There are a lot of guests on DS4EVER, and most of them jump out of the speakers more than Gunna does. When Gunna’s old rapping partner Lil Baby appears on “25K Jacket,” for instance, it’s striking to hear the passion in Baby’s voice. Gunna doesn’t do passion, and he doesn’t really carry himself as a star. If he was a bigger, more forceful personality, the album might not work as such a seamless trip. But Gunna is a star, and DS4EVER is probably going to be a very big record. This might not be terribly predictive, but on Apple Music, my streaming service of choice, DS4EVER is absolutely annihilating Dawn FM, the Weeknd album that came out on the same day. I don’t necessarily know what it means if an album of this kind of formless lysergic space-rap can become a genuine blockbuster, but I’m into it.

FURIOUS FIVE

1. Kevin Gates – “Who Want Smoke Freestyle”
If we could somehow harness the bass in Kevin Gates’ voice, we could end our dependence on foreign oil.

2. Your Old Droog & Tha God Fahim – “No Days Off”
“Can’t faze a real wealth collector whose name’s synonymous with ill records and killing shit like Phil Spector.”

3. Fat Nick – “Block Sweepers” (Feat. SosMula)
This beat could’ve existed at just about any point in the past 30 years, and it still makes me want to commit evil deeds. God bless the SoundCloud-rap miscreants of the world for keeping that kind of violence alive.

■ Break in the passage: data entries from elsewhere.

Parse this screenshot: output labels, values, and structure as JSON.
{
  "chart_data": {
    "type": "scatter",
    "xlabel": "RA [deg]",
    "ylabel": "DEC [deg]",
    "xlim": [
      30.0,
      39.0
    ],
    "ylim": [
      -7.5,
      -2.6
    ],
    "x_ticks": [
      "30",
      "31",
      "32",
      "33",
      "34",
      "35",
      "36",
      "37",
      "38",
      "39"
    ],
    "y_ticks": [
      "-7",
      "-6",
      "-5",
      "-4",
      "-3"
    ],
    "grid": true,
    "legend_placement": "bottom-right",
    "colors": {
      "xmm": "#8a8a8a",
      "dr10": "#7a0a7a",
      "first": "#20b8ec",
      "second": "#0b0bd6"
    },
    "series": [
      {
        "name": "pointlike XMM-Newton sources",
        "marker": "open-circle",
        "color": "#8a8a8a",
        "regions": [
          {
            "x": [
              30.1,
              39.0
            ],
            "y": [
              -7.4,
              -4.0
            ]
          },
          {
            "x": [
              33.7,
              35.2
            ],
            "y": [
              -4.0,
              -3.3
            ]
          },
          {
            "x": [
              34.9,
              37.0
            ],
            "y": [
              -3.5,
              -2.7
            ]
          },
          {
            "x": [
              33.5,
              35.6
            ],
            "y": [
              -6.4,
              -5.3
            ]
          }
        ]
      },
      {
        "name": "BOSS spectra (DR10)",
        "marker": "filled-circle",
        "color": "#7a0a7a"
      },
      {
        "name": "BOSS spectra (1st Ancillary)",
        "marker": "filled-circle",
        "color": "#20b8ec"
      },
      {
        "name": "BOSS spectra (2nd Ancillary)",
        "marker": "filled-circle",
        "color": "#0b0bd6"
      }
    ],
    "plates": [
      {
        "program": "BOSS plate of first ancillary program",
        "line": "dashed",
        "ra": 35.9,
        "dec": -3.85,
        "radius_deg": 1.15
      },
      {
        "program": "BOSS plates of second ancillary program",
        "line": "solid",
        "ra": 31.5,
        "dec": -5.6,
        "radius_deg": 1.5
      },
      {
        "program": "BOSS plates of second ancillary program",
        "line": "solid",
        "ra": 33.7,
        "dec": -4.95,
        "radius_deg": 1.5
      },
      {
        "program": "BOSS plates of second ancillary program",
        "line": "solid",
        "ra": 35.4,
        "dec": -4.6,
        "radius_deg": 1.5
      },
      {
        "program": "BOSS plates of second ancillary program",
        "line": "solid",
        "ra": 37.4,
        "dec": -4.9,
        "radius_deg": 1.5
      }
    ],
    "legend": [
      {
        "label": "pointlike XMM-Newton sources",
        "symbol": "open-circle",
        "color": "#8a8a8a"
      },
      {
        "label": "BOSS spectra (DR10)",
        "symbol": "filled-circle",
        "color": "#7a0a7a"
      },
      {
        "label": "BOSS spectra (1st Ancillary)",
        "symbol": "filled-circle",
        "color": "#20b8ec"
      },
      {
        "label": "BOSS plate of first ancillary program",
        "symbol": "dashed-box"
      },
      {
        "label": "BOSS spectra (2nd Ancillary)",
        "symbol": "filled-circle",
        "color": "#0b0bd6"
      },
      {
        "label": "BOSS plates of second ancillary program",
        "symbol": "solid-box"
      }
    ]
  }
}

4. Lil CJ Kasino – “Road Kill” (Feat. Sauce Walka & Peso Peso)
Everyone on this song goes off, but it still takes real restraint not to just jump straight to the Sauce Walka verse and hear what he’s about to do to this beat. When the man finally shows up, he does not disappoint. He never disappoints.

5. Gucci Mane – “Fake Friends”
It’s probably deeply corny for an old man like me to get fired up when I hear people rapping over ’80s rap beats, but give me this. Gucci Mane is the same age as me. He’s old enough to remember Whodini, and he’s sharp enough to understand how a Whodini beat can work for him.